浄土真宗のお仏壇では、もちろんご本尊を阿弥陀如来として中央におまつりしていますが、本願寺派と大谷派では、同じ四十八本の後光でも、上部の光の数が異なっています。私たちの本願寺派では八本。東本願寺の大谷派では六本となっているようです。仏像の場合は頭光として四十八本の光が広がっているため問題ないのですが、掛け軸を御本尊にする場合には、私たち西本願寺の場合、上部の後光の数が八本の阿弥陀如来の掛け軸を選ばなければなりません。
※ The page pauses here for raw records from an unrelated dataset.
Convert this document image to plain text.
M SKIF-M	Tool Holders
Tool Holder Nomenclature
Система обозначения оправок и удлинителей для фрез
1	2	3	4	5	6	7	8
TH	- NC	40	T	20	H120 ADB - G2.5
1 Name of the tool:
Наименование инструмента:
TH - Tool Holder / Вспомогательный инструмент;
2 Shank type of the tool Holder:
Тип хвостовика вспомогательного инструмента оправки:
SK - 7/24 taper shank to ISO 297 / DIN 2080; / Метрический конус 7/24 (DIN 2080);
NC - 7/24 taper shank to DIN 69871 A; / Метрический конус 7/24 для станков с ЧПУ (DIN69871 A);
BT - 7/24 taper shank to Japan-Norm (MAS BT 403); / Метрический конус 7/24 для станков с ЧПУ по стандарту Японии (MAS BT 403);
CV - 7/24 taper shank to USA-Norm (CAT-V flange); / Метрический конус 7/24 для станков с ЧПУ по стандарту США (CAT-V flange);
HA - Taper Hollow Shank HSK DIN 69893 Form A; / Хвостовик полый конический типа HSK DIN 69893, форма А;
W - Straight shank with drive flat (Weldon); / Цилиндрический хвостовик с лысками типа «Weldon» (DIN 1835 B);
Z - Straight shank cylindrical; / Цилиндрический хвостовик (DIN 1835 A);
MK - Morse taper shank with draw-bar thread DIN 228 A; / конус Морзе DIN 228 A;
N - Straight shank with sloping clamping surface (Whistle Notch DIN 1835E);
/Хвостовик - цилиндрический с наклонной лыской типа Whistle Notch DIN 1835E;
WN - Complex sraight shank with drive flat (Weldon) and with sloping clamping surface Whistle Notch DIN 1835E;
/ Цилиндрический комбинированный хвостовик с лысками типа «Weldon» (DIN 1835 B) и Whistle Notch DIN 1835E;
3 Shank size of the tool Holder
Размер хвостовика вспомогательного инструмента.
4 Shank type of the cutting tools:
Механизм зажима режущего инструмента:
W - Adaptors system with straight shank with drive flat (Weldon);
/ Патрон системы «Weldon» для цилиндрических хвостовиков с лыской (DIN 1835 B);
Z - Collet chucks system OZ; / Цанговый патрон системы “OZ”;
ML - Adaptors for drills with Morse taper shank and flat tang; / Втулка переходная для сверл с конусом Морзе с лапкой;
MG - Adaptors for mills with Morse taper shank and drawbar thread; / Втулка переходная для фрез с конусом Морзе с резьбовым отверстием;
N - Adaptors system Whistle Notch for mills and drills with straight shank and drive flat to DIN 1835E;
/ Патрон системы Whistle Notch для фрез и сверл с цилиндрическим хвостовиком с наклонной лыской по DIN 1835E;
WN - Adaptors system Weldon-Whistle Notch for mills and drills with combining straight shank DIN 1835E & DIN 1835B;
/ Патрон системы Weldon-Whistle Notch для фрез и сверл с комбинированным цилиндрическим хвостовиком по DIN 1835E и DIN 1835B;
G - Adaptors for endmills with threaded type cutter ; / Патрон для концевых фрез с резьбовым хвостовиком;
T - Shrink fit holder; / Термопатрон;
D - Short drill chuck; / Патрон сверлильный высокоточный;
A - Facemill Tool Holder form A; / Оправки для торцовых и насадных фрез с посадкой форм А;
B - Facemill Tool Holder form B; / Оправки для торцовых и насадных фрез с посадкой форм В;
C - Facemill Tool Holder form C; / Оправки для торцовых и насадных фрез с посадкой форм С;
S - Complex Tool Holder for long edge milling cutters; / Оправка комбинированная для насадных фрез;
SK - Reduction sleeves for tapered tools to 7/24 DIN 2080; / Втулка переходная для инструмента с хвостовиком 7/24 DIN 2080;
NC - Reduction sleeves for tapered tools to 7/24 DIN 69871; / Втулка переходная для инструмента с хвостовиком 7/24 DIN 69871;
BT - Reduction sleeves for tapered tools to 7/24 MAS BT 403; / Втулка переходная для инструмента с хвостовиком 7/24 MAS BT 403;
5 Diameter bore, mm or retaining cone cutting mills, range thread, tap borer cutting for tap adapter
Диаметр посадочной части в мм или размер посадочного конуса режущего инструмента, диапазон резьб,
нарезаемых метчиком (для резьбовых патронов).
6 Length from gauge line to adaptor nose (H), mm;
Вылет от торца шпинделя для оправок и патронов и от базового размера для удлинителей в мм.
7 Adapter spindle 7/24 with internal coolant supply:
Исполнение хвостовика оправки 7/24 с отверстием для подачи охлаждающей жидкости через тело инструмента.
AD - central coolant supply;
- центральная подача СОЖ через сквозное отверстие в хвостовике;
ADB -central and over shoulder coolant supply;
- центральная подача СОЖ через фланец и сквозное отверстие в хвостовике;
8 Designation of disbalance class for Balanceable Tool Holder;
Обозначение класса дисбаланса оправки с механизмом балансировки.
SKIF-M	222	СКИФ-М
ただ確認のために数えてみるのではなく、お正信偈を読みながら毎日数えてみてください。認知症の予防になります。 この阿弥陀様の不可思議な光はあらゆる衆生を常に照らします。その光に照らされることにより影が生まれます。強く照らされれば照らされるほど、強く濃く影が生まれます。闇は本来そのものとしてあるのではなく、光があるから闇に気付かされるのです。一般的には光と影、光と闇は別のものとして分け、対立するものとして考えます。同じように智慧と無知、善と悪、煩悩と悟り、仏と衆生、二つのものを対立して考え、分離、整理して扱おうとするのが単純な一般的二元論の合理的思考方法です。しかし、仏教の教えはそうではない。すべてのものを一つにおさめ取る働きから生まれる思考です。闇と光 氷と水 煩悩と悟り 仏と衆生 光と影が対立しながら、一つにおさめられる考えです。光があるから影が生まれる。闇があるから光が生まれる。煩悩具足の悪人があるから大悲の阿弥陀仏がある。だから「私の煩悩と仏のさとりは 本来ひとつ」なのです。